Le Monde | 04.01.11 | 13h53
BERLIN CORRESPONDANT - Selon une étude réalisée pour l'université de Münster en décembre 2010 dans cinq pays européens (Allemagne, France, Pays-Bas, Portugal et Danemark), ce sont les Allemands qui ont l'opinion la plus négative sur les musulmans. D'après cette enquête menée auprès de 1 000 personnes dans chacun des pays par l'institut TNS Emnid, un tiers seulement des Allemands ont une opinion positive des musulmans, contre 56 % des Français et 62 % des Néerlandais. Plus de la moitié des Allemands associent l'islam à la discrimination contre les femmes, au fanatisme et à l'intolérance. Detlef Pollack, le sociologue auteur de ce travail, note que les résultats sont pires à l'est qu'à l'ouest de l'Allemagne. Pour lui, "plus vous fréquentez les musulmans, plus votre opinion tend à être positive".
Les résultats de cette enquête ont été indirectement corroborés par le succès phénoménal du livre de Thilo Sarrazin, Deutschland schafft sich ab ("L'Allemagne court à sa perte"), publié début septembre 2010. En quatre mois, cet ouvrage qui décrit une Allemagne condamnée au déclin en raison du poids pris par les musulmans, pauvres et donc, selon lui, moins intelligents, s'est vendu à plus de 1,2 million d'exemplaires.
2,5 millions de Turcs
D'abord condamnées par la quasi-totalité de la classe politique, ses thèses ont néanmoins été bien accueillies par une partie de l'opinion, incitant les dirigeants à nuancer leurs propos.
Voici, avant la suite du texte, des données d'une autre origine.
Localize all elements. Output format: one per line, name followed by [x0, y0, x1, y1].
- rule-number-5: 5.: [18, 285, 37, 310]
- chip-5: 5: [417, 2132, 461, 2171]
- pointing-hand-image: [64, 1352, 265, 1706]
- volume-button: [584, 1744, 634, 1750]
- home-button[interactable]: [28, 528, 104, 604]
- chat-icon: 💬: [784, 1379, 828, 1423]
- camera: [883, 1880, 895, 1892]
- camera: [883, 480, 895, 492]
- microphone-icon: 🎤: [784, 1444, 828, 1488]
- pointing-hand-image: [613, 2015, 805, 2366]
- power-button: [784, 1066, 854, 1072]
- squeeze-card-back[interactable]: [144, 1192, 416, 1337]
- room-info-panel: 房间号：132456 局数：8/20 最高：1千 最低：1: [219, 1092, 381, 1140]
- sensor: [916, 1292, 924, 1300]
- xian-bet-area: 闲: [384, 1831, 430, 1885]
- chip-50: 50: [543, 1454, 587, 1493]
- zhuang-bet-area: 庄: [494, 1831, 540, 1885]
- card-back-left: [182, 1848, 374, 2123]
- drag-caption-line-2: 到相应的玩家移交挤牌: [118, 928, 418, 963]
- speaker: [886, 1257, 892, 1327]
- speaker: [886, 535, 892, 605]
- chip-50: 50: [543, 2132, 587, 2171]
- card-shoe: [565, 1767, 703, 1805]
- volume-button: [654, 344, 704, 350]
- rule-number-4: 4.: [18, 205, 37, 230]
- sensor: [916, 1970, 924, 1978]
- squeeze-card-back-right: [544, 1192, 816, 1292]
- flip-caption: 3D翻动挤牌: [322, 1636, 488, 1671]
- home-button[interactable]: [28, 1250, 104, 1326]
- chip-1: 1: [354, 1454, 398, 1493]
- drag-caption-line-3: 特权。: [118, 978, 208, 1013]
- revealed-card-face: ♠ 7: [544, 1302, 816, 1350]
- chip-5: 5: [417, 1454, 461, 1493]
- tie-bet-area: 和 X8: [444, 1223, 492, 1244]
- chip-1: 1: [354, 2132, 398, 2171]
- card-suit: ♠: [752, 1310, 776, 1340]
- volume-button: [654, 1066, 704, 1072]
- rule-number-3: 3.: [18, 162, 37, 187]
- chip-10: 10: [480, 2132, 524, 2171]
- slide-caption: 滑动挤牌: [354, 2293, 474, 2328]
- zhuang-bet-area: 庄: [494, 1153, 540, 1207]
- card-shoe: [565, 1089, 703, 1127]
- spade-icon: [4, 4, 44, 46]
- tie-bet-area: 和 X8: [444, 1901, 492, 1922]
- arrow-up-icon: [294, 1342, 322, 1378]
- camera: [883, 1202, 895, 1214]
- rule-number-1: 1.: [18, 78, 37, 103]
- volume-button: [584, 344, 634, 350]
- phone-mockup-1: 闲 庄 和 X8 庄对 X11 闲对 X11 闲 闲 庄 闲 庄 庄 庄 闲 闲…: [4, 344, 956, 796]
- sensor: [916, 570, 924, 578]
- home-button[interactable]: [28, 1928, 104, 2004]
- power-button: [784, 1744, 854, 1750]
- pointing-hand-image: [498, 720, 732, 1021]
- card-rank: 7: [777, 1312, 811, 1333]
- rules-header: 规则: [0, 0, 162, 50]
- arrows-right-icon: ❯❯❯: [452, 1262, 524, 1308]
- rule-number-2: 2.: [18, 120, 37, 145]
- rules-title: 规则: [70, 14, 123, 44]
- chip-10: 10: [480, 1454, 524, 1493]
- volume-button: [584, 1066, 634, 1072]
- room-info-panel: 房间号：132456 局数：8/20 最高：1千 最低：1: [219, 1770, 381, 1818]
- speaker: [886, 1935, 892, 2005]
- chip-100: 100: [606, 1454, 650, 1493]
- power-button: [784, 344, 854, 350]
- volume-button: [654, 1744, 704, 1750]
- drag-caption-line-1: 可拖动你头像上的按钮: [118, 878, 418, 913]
Après avoir critiqué ce livre, la chancelière, Angela Merkel, a estimé que le multiculturalisme "avait échoué". Le président de la République, Christian Wulff, lui aussi membre de la CDU, a suscité un tollé à droite en affirmant que "l'islam fait partie de l'Allemagne". Le SPD, dont Thilo Sarrazin est membre, a de son côté les plus grandes difficultés à l'exclure de ses rangs, comme le souhaitait à l'origine Sigmar Gabriel, président du parti.
Alors que l'Allemagne compte 15,4 millions de personnes immigrées ou dont un des parents est immigré, le débat porte essentiellement sur les 2,5 millions de Turcs. Les critiques insistent sur leur méconnaissance de la langue allemande, une réalité exacerbée par le manque de places pour accueillir les plus jeunes dans les crèches et les jardins d'enfants.
Ce débat pourrait provoquer la naissance d'un parti anti-musulman, à la droite des chrétiens-démocrates. C'est en tout cas ce qu'essaie de faire René Stadtkewitz, un ancien responsable berlinois de la CDU qui vient de créer un groupuscule "La Liberté", s'inspirant du leader populiste néerlandais Geert Wilders. Tous les experts politiques jugent qu'il y a là un créneau mais qu'aucun leader n'est jusqu'à présent capable de l'exploiter.